Thanks for the kind words. I appreciate it. I also share your concern for our country, and agree wholeheartedly that every vote counts. However, I’m afraid I can’t encourage millions of people whom I’ve never met to just run out and cast a ballot, simply because they have the right to vote. That would be like encouraging everyone to buy an AR-15, simply because they have the right to bear arms. I would need to know a few things about them before offering that kind of encouragement. For instance, do they know how to care for a weapon? Can they afford the cost of the weapon? Do they have a history of violence? Are they mentally stable? In short, are they responsible citizens?
Over the course of this open letter he breaks down the police commute in America with the common sense approach he is known for, but it so often lacking today. Click here to read the full piece.
4 – Haruki Murakami – What I Talk About When I Talk About Running
Almost like the antithesis to Andrew Sullivan’s past internet addiction is Murakami’s collection of essays/memoir about his lifelong love affair with running. As one of the world’s great writers, it would be easy for Murakami to retreat into a world of ideas and favour the cerebral over the real. But through running he finds a primal connection to the world that keeps him anchored in reality. As I said above, as a photojournalist I can get lost in the number of likes a an Instagram post gathers or how many readers my most recent assignment had in comparison to others, etc. But in his typical calm and minimalist style, Murakami makes me want to do something physical instead. In today’s digitized world, that’s something I need constant reminding of.

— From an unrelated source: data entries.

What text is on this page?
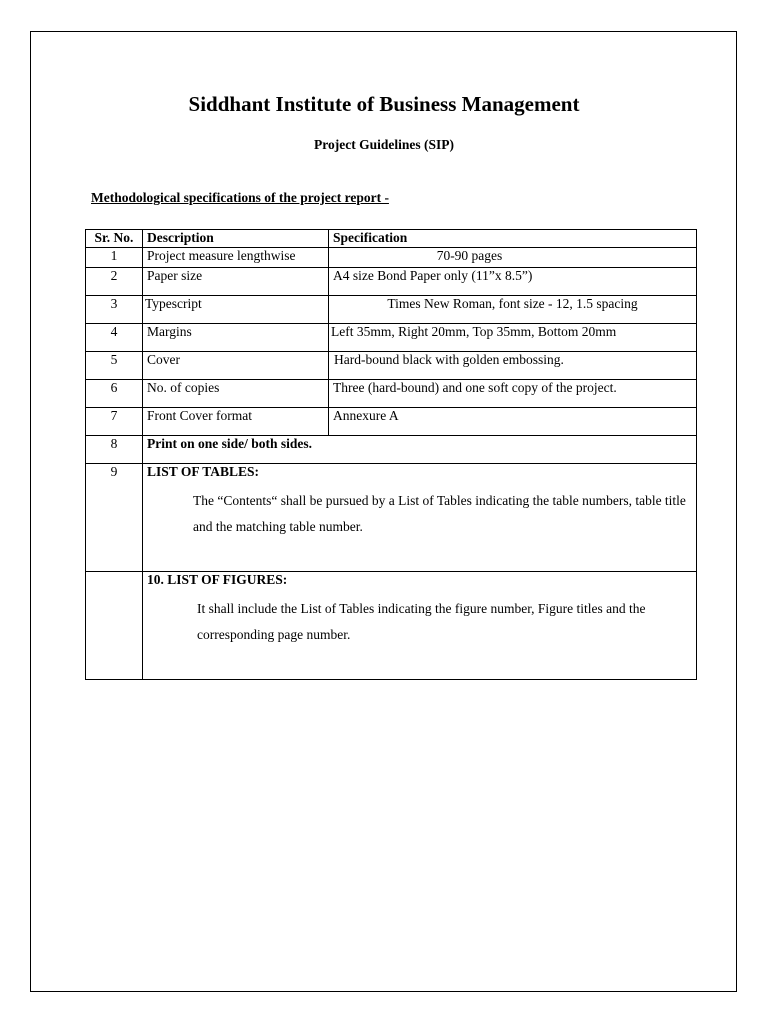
Siddhant Institute of Business Management
Project Guidelines (SIP)
Methodological specifications of the project report -
Sr. No.	Description	Specification
1	Project measure lengthwise	70-90 pages
2	Paper size	A4 size Bond Paper only (11”x 8.5”)
3	Typescript	Times New Roman, font size - 12, 1.5 spacing
4	Margins	Left 35mm, Right 20mm, Top 35mm, Bottom 20mm
5	Cover	Hard-bound black with golden embossing.
6	No. of copies	Three (hard-bound) and one soft copy of the project.
7	Front Cover format	Annexure A
8	Print on one side/ both sides.	
9	LIST OF TABLES:
The “Contents“ shall be pursued by a List of Tables indicating the table numbers, table title and the matching table number.	

	10. LIST OF FIGURES:
It shall include the List of Tables indicating the figure number, Figure titles and the corresponding page number.	
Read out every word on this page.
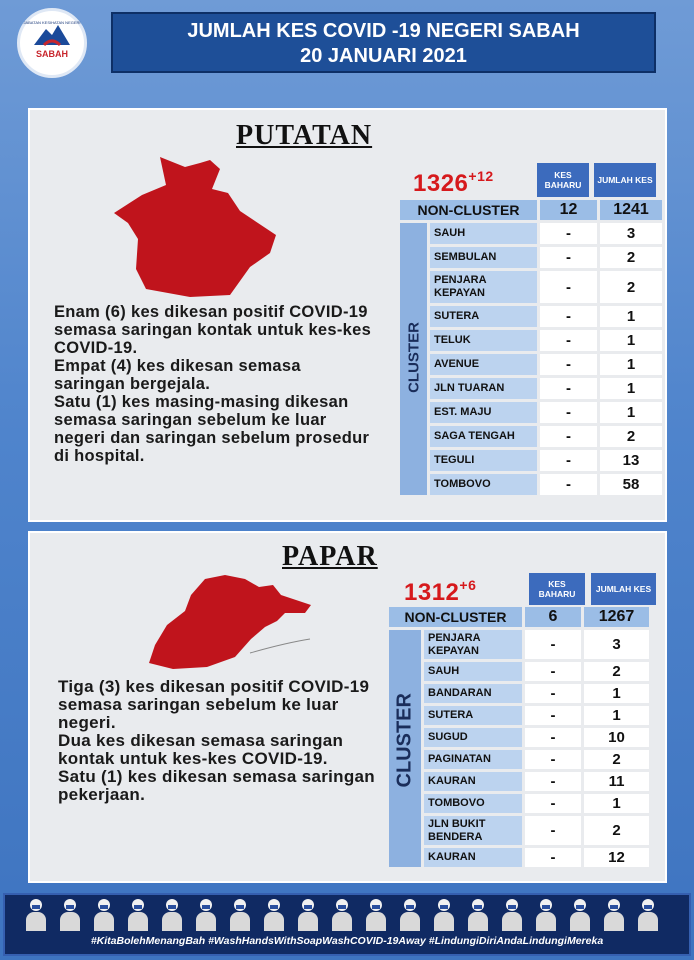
JABATAN KESIHATAN NEGERI
SABAH
JUMLAH KES COVID -19 NEGERI SABAH
20 JANUARI 2021
PUTATAN

Enam (6) kes dikesan positif COVID-19 semasa saringan kontak untuk kes-kes COVID-19.

Empat (4) kes dikesan semasa saringan bergejala.

Satu (1) kes masing-masing dikesan semasa saringan sebelum ke luar negeri dan saringan sebelum prosedur di hospital.

$1326^{+12}$	KES BAHARU	JUMLAH KES
NON-CLUSTER	12	1241
SAUH	-	3
SEMBULAN	-	2
PENJARA KEPAYAN	-	2
SUTERA	-	1
TELUK	-	1
AVENUE	-	1
JLN TUARAN	-	1
EST. MAJU	-	1
SAGA TENGAH	-	2
TEGULI	-	13
TOMBOVO	-	58
CLUSTER
PAPAR

Tiga (3) kes dikesan positif COVID-19 semasa saringan sebelum ke luar negeri.

Dua kes dikesan semasa saringan kontak untuk kes-kes COVID-19.

Satu (1) kes dikesan semasa saringan pekerjaan.

$1312^{+6}$	KES BAHARU	JUMLAH KES
NON-CLUSTER	6	1267
PENJARA KEPAYAN	-	3
SAUH	-	2
BANDARAN	-	1
SUTERA	-	1
SUGUD	-	10
PAGINATAN	-	2
KAURAN	-	11
TOMBOVO	-	1
JLN BUKIT BENDERA	-	2
KAURAN	-	12
CLUSTER
#KitaBolehMenangBah #WashHandsWithSoapWashCOVID-19Away #LindungiDiriAndaLindungiMereka
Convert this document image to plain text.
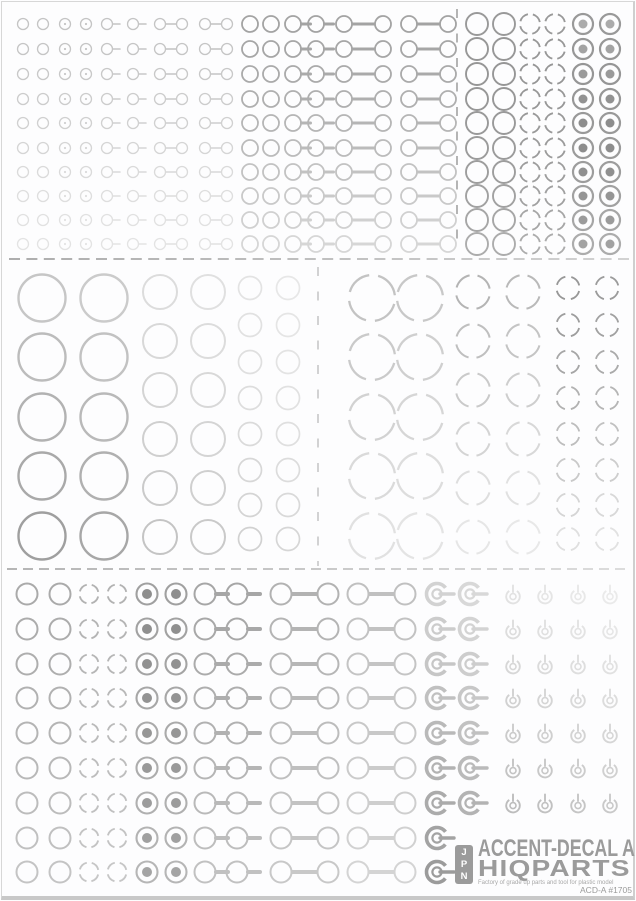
J
P
N
ACCENT-DECAL A
HIQPARTS
Factory of grade up parts and tool for plastic model
ACD-A #1705
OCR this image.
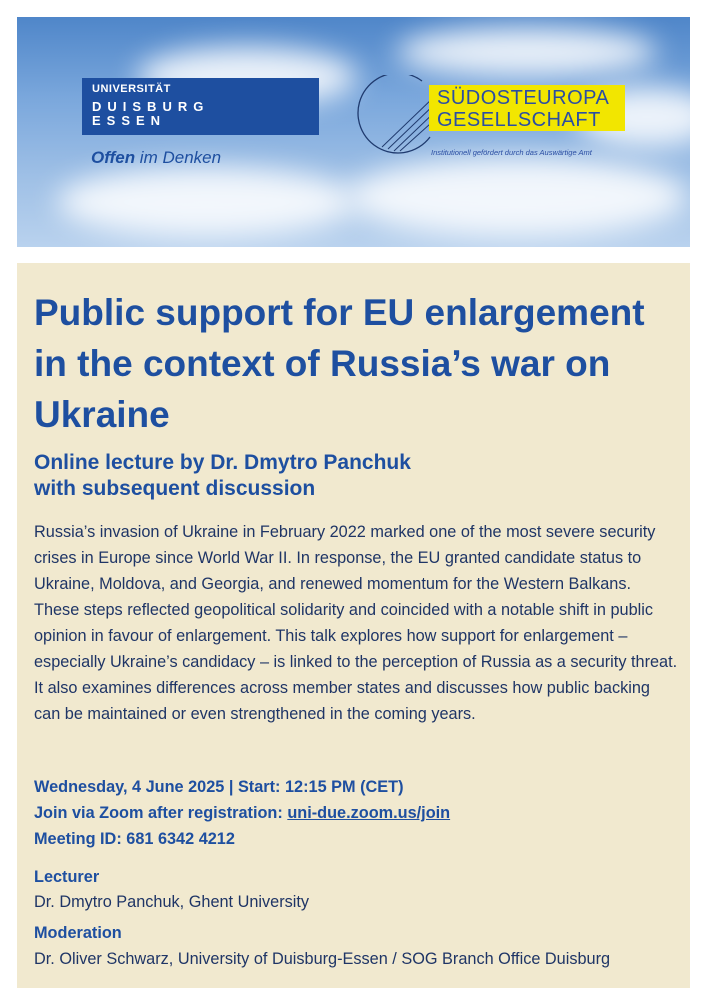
UNIVERSITÄT
DUISBURG
ESSEN
Offen im Denken
SÜDOSTEUROPA
GESELLSCHAFT
Institutionell gefördert durch das Auswärtige Amt
Public support for EU enlargement in the context of Russia’s war on Ukraine
Online lecture by Dr. Dmytro Panchuk
with subsequent discussion

Russia’s invasion of Ukraine in February 2022 marked one of the most severe security crises in Europe since World War II. In response, the EU granted candidate status to Ukraine, Moldova, and Georgia, and renewed momentum for the Western Balkans. These steps reflected geopolitical solidarity and coincided with a notable shift in public opinion in favour of enlargement. This talk explores how support for enlargement – especially Ukraine’s candidacy – is linked to the perception of Russia as a security threat. It also examines differences across member states and discusses how public backing can be maintained or even strengthened in the coming years.

Wednesday, 4 June 2025 | Start: 12:15 PM (CET)
Join via Zoom after registration: uni-due.zoom.us/join
Meeting ID: 681 6342 4212
Lecturer
Dr. Dmytro Panchuk, Ghent University
Moderation
Dr. Oliver Schwarz, University of Duisburg-Essen / SOG Branch Office Duisburg
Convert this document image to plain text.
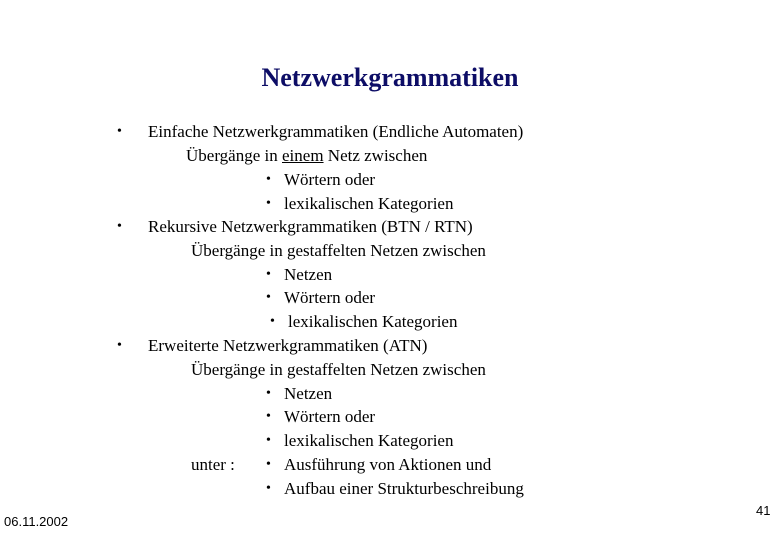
Netzwerkgrammatiken
• Einfache Netzwerkgrammatiken (Endliche Automaten)
Übergänge in einem Netz zwischen
• Wörtern oder
• lexikalischen Kategorien
• Rekursive Netzwerkgrammatiken (BTN / RTN)
Übergänge in gestaffelten Netzen zwischen
• Netzen
• Wörtern oder
• lexikalischen Kategorien
• Erweiterte Netzwerkgrammatiken (ATN)
Übergänge in gestaffelten Netzen zwischen
• Netzen
• Wörtern oder
• lexikalischen Kategorien
unter : • Ausführung von Aktionen und
• Aufbau einer Strukturbeschreibung
06.11.2002
41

People sometimes sneer at those who run every day, claiming they’ll go to any length to live longer. But don’t think that’s the reason most people run. Most runners run not because they want to live longer, but because they want to live life to the fullest. If you’re going to while away the years, it’s far better to live them with clear goals and fully alive then in a fog, and I believe running helps you to do that. Exerting yourself to the fullest within your individual limits: that’s the essence of running, and a metaphor for life — and for me, for writing as whole. I believe many runners would agree.
The book is a short and light read, and can be picked up here. Part autobiography and part philosophical treatise, I highly recommend this for anyone who feels that they might be just a little to caught up in the virtual world.
5 – Raising Barriers – Fences, Walls, and Fear – The Washington Post
This piece by The Washington Post caught my eye both because of the interesting presentation of multimedia and the way it has been used to tackle a difficult topic – the correlation between the building of walls and fences with fear.
A generation ago, globalization shrank the world. Nations linked by trade and technology began to erase old boundaries. But now barriers are rising again, driven by waves of migration, spillover from wars and the growing threat of terrorism.
If national borders are themselves artificial and unnatural, then the global trend of building huge walls to separate societies from each other is even more so. The story weaves together photography, videography, text, and infographics effectively and I hope the Washington Post and other media outlets are able to find the budgets to keep producing dynamic pieces on unorthodox topics.